Albanien von Norden nach Süden

Es sollte sagenhafte sieben Tage dauern, bis das Express-Paket mit dem Ersatzteil den Weg nach Shkodër fand. Doch in der Zwischenzeit hatte unsere Reisebekanntschaft Markus das alte Teil repariert und wieder eingebaut. So nutzten wir die Zeit, um die Stadt zu erkunden und konnten nach vier Tagen wieder los.

Wir fuhren ins Kir-Tal, nur wenige Kilometer entfernt. Der Fluss erinnert uns an die Maggia im Tessin.

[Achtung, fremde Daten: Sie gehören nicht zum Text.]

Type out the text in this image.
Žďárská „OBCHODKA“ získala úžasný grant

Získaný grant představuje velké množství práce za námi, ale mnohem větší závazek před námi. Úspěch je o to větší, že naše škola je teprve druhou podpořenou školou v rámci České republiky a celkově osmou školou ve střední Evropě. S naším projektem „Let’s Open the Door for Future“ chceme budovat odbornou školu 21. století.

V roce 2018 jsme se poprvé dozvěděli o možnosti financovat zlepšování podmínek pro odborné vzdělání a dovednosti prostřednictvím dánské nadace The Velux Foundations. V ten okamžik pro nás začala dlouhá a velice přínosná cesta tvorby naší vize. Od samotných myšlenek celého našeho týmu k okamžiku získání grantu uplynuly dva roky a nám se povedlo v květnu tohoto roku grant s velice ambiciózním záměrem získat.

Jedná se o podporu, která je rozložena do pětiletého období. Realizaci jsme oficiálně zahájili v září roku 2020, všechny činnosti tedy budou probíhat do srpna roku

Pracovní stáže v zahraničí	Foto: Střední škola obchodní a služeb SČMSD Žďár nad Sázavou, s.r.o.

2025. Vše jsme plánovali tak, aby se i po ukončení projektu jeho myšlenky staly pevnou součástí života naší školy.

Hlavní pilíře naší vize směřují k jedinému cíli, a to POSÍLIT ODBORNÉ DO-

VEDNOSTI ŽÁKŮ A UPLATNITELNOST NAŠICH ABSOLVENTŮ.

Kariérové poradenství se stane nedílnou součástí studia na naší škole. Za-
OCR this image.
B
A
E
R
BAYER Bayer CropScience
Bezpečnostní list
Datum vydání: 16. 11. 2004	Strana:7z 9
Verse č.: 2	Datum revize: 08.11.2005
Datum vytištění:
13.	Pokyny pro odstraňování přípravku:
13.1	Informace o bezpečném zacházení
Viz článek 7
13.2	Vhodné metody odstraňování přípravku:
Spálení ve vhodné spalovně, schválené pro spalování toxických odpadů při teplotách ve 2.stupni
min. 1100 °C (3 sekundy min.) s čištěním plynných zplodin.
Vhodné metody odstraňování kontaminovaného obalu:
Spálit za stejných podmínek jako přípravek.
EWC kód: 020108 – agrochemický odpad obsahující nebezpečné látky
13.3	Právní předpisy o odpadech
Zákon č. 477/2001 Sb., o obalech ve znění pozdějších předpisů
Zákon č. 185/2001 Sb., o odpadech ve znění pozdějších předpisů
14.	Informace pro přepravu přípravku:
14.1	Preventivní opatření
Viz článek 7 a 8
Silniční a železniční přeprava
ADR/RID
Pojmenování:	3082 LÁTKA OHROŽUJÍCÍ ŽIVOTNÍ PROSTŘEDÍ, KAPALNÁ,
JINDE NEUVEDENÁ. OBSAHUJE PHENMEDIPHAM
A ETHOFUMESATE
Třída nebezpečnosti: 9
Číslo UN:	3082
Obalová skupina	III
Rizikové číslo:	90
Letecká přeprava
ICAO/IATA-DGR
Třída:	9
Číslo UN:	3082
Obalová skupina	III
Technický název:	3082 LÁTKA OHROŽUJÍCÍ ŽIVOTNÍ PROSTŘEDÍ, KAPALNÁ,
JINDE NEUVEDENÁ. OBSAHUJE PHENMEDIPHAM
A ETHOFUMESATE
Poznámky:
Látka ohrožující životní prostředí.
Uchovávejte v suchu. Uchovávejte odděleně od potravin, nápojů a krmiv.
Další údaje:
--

Mal gemütlich dahinfliessend, mit grünen Becken und einladenden Sandbänken, mal wild über Felsen und durch Schluchten sprudelnd. Wir fanden ein Plätzchen, das sowohl die Ansprüche eines Fotografen als auch die einer Fischerin erfüllte. Es gab frisch gefischten Fisch zum Essen, aber nicht von besagter Fischerin. Aber das ist eine Geschichte für den Newsletter.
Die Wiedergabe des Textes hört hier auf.